Maybe this could help...

def isTailCall():
	""" True if the caller was called in tail position. """
	f = sys._getframe().f_back.f_back
	code = f.f_code.co_code
	ip = f.f_lasti
	assert ord(code[ip]) in (131, 140, 141, 142)
	return code[ip+3] == 'S'

Update - New Tail Recursion Decorator

http://aspn.activestate.com/ASPN/Cookbook/Python/Recipe/496691

It's still broke.

This one don't work too good neither. Again, try:

@tail_recursion
def even(n):
   if n == 0:
      return True
   else:
      return odd(n-1)

@tail_recursion
def odd(n):
  if n == 0:
     return False
  else:
     return even(n-1)

Then calculate even(2) to be False. Comment the decorators out and it works. This would be a problem even with non-mutually recursive procedures, because you could have something like

@tail_recursion
def foo(n):
  if blah:
     return foo(bar(n))
  else
     return baz(n)

and the tail decorator could interfere with the call to baz(n), even if baz(n) is not recursive.

Comment the decorators out

Comment the decorators out and it works.

It works when you comment out one decorator - with the expected bound stack size. Commenting out both doesn't work for large n of course.

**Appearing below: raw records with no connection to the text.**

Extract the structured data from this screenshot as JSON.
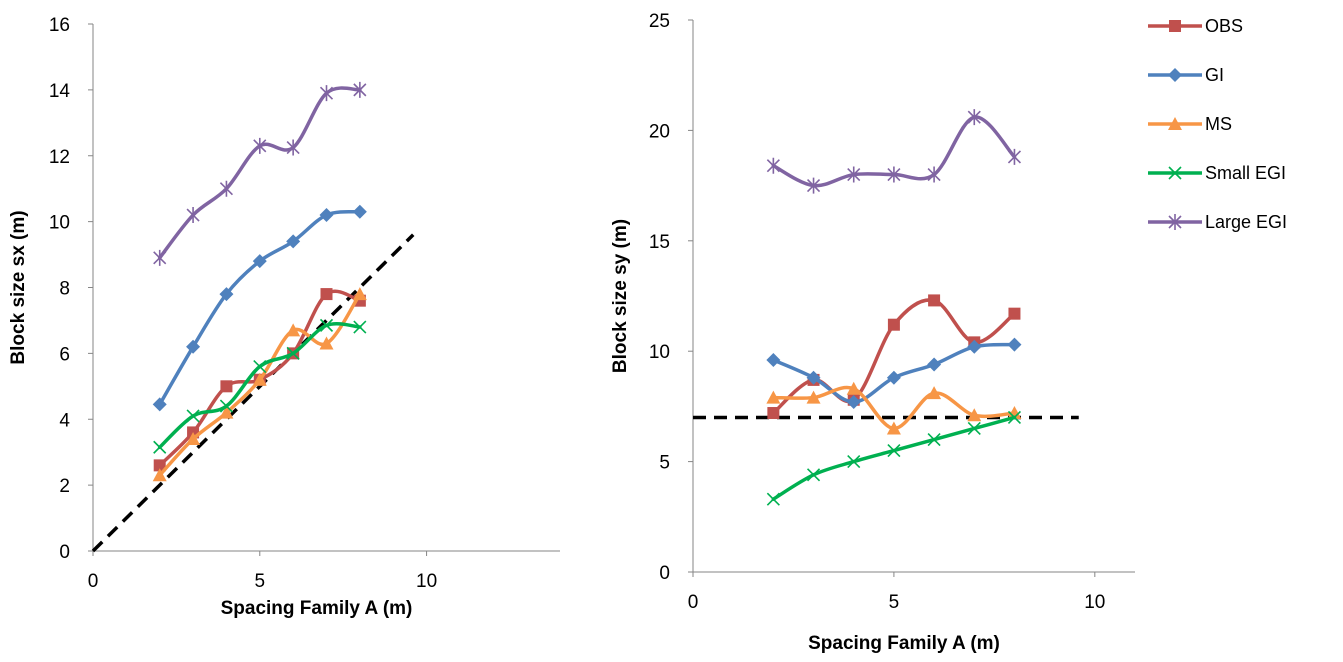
{
  "legend": {
    "placement": "right",
    "entries": [
      {
        "name": "OBS",
        "color": "#C0504D",
        "marker": "square"
      },
      {
        "name": "GI",
        "color": "#4F81BD",
        "marker": "diamond"
      },
      {
        "name": "MS",
        "color": "#F79646",
        "marker": "triangle"
      },
      {
        "name": "Small EGI",
        "color": "#00B050",
        "marker": "x"
      },
      {
        "name": "Large EGI",
        "color": "#8064A2",
        "marker": "star"
      }
    ]
  },
  "chart_data": [
    {
      "type": "line",
      "title": "",
      "xlabel": "Spacing Family A (m)",
      "ylabel": "Block size sx (m)",
      "xlim": [
        0,
        14
      ],
      "ylim": [
        0,
        16
      ],
      "xticks": [
        0,
        5,
        10
      ],
      "yticks": [
        0,
        2,
        4,
        6,
        8,
        10,
        12,
        14,
        16
      ],
      "grid": false,
      "x": [
        2,
        3,
        4,
        5,
        6,
        7,
        8
      ],
      "series": [
        {
          "name": "OBS",
          "values": [
            2.6,
            3.6,
            5.0,
            5.2,
            6.0,
            7.8,
            7.6
          ]
        },
        {
          "name": "GI",
          "values": [
            4.45,
            6.2,
            7.8,
            8.8,
            9.4,
            10.2,
            10.3
          ]
        },
        {
          "name": "MS",
          "values": [
            2.3,
            3.4,
            4.2,
            5.2,
            6.7,
            6.3,
            7.8
          ]
        },
        {
          "name": "Small EGI",
          "values": [
            3.15,
            4.1,
            4.4,
            5.6,
            6.0,
            6.85,
            6.8
          ]
        },
        {
          "name": "Large EGI",
          "values": [
            8.9,
            10.2,
            11.0,
            12.3,
            12.25,
            13.9,
            14.0
          ]
        }
      ],
      "reference_line": {
        "style": "dashed",
        "color": "#000000",
        "x": [
          0,
          9.6
        ],
        "y": [
          0,
          9.6
        ]
      }
    },
    {
      "type": "line",
      "title": "",
      "xlabel": "Spacing Family A (m)",
      "ylabel": "Block size sy (m)",
      "xlim": [
        0,
        11
      ],
      "ylim": [
        0,
        25
      ],
      "xticks": [
        0,
        5,
        10
      ],
      "yticks": [
        0,
        5,
        10,
        15,
        20,
        25
      ],
      "grid": false,
      "x": [
        2,
        3,
        4,
        5,
        6,
        7,
        8
      ],
      "series": [
        {
          "name": "OBS",
          "values": [
            7.2,
            8.7,
            7.8,
            11.2,
            12.3,
            10.4,
            11.7
          ]
        },
        {
          "name": "GI",
          "values": [
            9.6,
            8.8,
            7.7,
            8.8,
            9.4,
            10.2,
            10.3
          ]
        },
        {
          "name": "MS",
          "values": [
            7.9,
            7.9,
            8.3,
            6.5,
            8.1,
            7.1,
            7.2
          ]
        },
        {
          "name": "Small EGI",
          "values": [
            3.3,
            4.4,
            5.0,
            5.5,
            6.0,
            6.5,
            7.0
          ]
        },
        {
          "name": "Large EGI",
          "values": [
            18.4,
            17.5,
            18.0,
            18.0,
            18.0,
            20.6,
            18.8
          ]
        }
      ],
      "reference_line": {
        "style": "dashed",
        "color": "#000000",
        "x": [
          0,
          9.6
        ],
        "y": [
          7,
          7
        ]
      }
    }
  ]
}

About foo. I don't see a problem here unless bar() calls foo again as in the following code:

@tail_recursion
def even(n):
    if n == 0:
        return True
    elif n == 1:
        return False
    else:
        return even(odd(n-2))

def odd(n):
    if n == 0:
        return False
    else:
        return even(n-1)

The decorator is more brittle than Crutchers due to its dumbed down lookup procedure. Not sure I want to investigate this issue any further since I never used it in my work and I don't know anyone who did. However I will place a warning in the recipe.